Qui va se charger de les réparer dans les années à venir?

Or, tout objet mécanique nécessite d’être révisé. Les engrenages, les roues, les pignons, les ressorts doivent être nettoyés et huilés de temps en temps. Et cela doit être effectué par un horloger.

Par SJX

Avec l’expansion rapide du marché de la montre de luxe ces dernières années, un nombre phénoménal de montres haut de gamme circulent actuellement dans le monde. On trouve au bas mot des dizaines de milliers de montres-bracelets tourbillon, dont la grande majorité a été fabriquée ces 20 dernières années. Celles-ci nécessiteront donc une révision au cours des 20 prochaines années.

Les garde-temps, ou tout du moins ceux dont raffolent les collectionneurs, sont des objets mécaniques. Or, tout objet mécanique nécessite d’être révisé. Les engrenages, les roues, les pignons, les ressorts doivent être nettoyés et huilés de temps en temps. Et cela doit être effectué par un horloger. Réviser correctement une montre nécessite du temps, presqu’autant que pour l’assemblage et le réglage (fabrication non comprise) d’un mouvement neuf.

Au cours de la prochaine décennie, tous ces garde-temps, aussi coûteux que complexes, vont devoir être révisés. Que va-t-il se passer ? Faire réviser une montre haut de gamme est déjà coûteux de nos jours. Une montre dont le prix est inférieur à 10 000 dollars ne coûtera que quelques centaines de dollars de révision, mais une montre affichant un prix à 6 chiffres nécessitera certainement quelques milliers de dollars pour être révisée. Et non seulement c’est coûteux, mais en plus cela prend beaucoup de temps. Le délai classique va de quelques semaines à parfois quelques mois. Même si ce laps de temps semble incroyablement long, les collectionneurs l’acceptent sans broncher, conscients que les petites mains qui confectionnent des garde-temps raffinés doivent faire les choses à leur rythme.

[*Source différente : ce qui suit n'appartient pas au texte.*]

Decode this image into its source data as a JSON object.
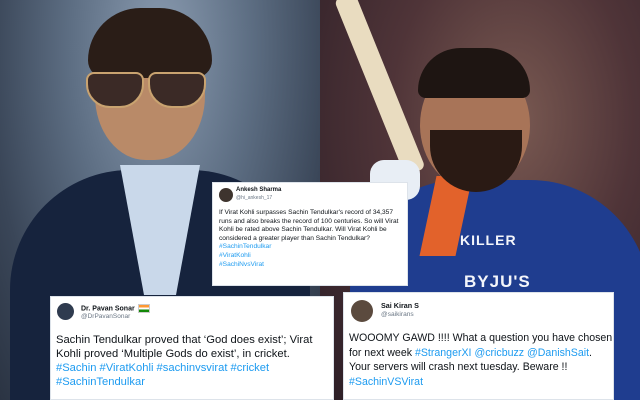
{
  "tweets": {
    "center": {
      "name": "Ankesh Sharma",
      "handle": "@hi_ankesh_17",
      "text": "If Virat Kohli surpasses Sachin Tendulkar's record of 34,357 runs and also breaks the record of 100 centuries. So will Virat Kohli be rated above Sachin Tendulkar. Will Virat Kohli be considered a greater player than Sachin Tendulkar?",
      "hashtags": [
        "#SachinTendulkar",
        "#ViratKohli",
        "#SachiNvsVirat"
      ]
    },
    "left": {
      "name": "Dr. Pavan Sonar",
      "handle": "@DrPavanSonar",
      "text": "Sachin Tendulkar proved that ‘God does exist’; Virat Kohli proved ‘Multiple Gods do exist’, in cricket.",
      "hashtags_line1": "#Sachin #ViratKohli #sachinvsvirat #cricket",
      "hashtags_line2": "#SachinTendulkar"
    },
    "right": {
      "name": "Sai Kiran S",
      "handle": "@saikirans",
      "text_1": "WOOOMY GAWD !!!! What a question you have chosen for next week",
      "tag_1": "#StrangerXI",
      "tag_2": "@cricbuzz",
      "tag_3": "@DanishSait",
      "text_2": ". Your servers will crash next tuesday. Beware !!",
      "tag_4": "#SachinVSVirat"
    }
  },
  "photo_text": {
    "jersey_brand": "KILLER",
    "sponsor": "BYJU'S"
  }
}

Les conséquences, à l’avenir, sont évidentes : la révision sera de plus en plus chère, car la situation du marché du travail dans l’horlogerie est difficile, et les délais de réalisation s’allongeront. En l’état actuel des choses, la plupart des maisons horlogères allouent bien plus de ressources, à la fois humaines et financières, à la production qu’au service après-vente. Les marques horlogères se targuent souvent d’investir énormément dans leur capacité de production (pour pouvoir faire les choses en interne), mais il est rare que leur service après-vente fasse l’objet de telles éloges. D’ailleurs, quand on visite une manufacture horlogère, et notamment l’espace dédié au service après-vente (ou SAV comme on dit dans le jargon commercial), celui-ci fait pâle figure à côté de l’espace, ou même des espaces, de production aux dimensions démesurées.

Ces 10 dernières années, on a vendu plus de montres de luxe que jamais et au cours des 10-20 prochaines années, elles devront être révisées. La Suisse a exporté un peu moins de 29 millions de garde-temps en 2014, parmi lesquels se trouvaient plusieurs dizaines de milliers de montres haut de gamme à complications. À elles toutes, elles représenteront plusieurs centaines de milliers de montres de luxe en circulation durant les années à venir.

Les inégalités, en termes de capacité, entre la production et le service après-vente engendrent une véritable problématique, qui va s’accentuer dans un futur proche. Les personnes qui possèdent des garde-temps raffinés vont devoir en payer les conséquences si les maisons horlogères ne font rien pour enrayer le problème.